Eventually, common threads emerged. The team created eight distinct personas or driver archetypes that represented driver personalities, each with priorities for how to optimally use technology inside the car.
“’Spencer’ needed to respond to text messages immediately. ‘‘Emily’ wanted to listen to music from her phone, her iPod and her flash drive,” Hansen said. “We began to model what would represent system designs for all eight driver personas – from both a physical and a software perspective.”
The CUE team began building what would become an extensive design and engineering specification manual that included more than 1,500 pages of storyboards, functions and program wireframes. HMI (Human-machine Interface) state charts were another design artifact the team created that described the detailed interactive behavior of the system to be programmed.

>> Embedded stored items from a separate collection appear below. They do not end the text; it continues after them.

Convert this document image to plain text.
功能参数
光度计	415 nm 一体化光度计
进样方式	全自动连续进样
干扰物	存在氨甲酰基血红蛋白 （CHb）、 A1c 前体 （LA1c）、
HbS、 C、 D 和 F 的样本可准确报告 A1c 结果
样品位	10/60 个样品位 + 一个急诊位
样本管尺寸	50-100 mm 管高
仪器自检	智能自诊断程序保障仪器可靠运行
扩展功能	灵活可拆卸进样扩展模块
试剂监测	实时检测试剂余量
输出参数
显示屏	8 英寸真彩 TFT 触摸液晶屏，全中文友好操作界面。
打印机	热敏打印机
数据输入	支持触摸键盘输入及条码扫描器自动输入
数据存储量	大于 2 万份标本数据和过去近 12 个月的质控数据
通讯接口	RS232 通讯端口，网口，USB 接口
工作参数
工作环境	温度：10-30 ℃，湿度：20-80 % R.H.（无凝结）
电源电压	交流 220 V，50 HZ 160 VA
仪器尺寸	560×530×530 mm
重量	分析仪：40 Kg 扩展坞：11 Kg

Among the breakthroughs the CUE team developed: proximity sensing that minimizes the display when not in use; capacitive touch screen with haptic feedback; natural voice recognition; icon-based menu functions with home screen and customizable shortcut menu bars, and a concealed storage compartment behind the user interface. The haptic feedback gives users a pulsing sensation when the select menu items while capacitive touch screen allows for swipe and pinching gestures to move and resize items on the main screen.
The team also learned it needed to design for the future. The answer: Opening up the Linux-based CUE platform to developers. That will help ensure that CUE can stay ahead of changes in technology and remain relevant and useful throughout the automotive lifecycle, which is many months longer than the consumer electronic devices that connect to CUE.
“It was great to see the process work through a very complex set of functions and design parameters, and to bring structure to the design and innovation process,” said Larry Marturano, director and business manager at InContext Design, which helped facilitate the contextual research.
Among CUE’s features are a vibrant 8-inch LCD capacitive touch main screen with icon-based menu functions, audio functions which include AM/FM/HD Radio and Sirius XM capability, along with fully integrated iPod/MP3 player connectivity and music library indexing across multiple devices. It also includes built-in 3D navigation with turn-by-turn, natural speech recognition and auto-fill location input.
Additional features include LCD instrument panel cluster displays with a fully configurable 12.2-inch screen optional on certain models, multi-function steering wheel controls which control phones, navigation, audio systems; optional heads-up display, and a standard driver information center in the main instrument panel.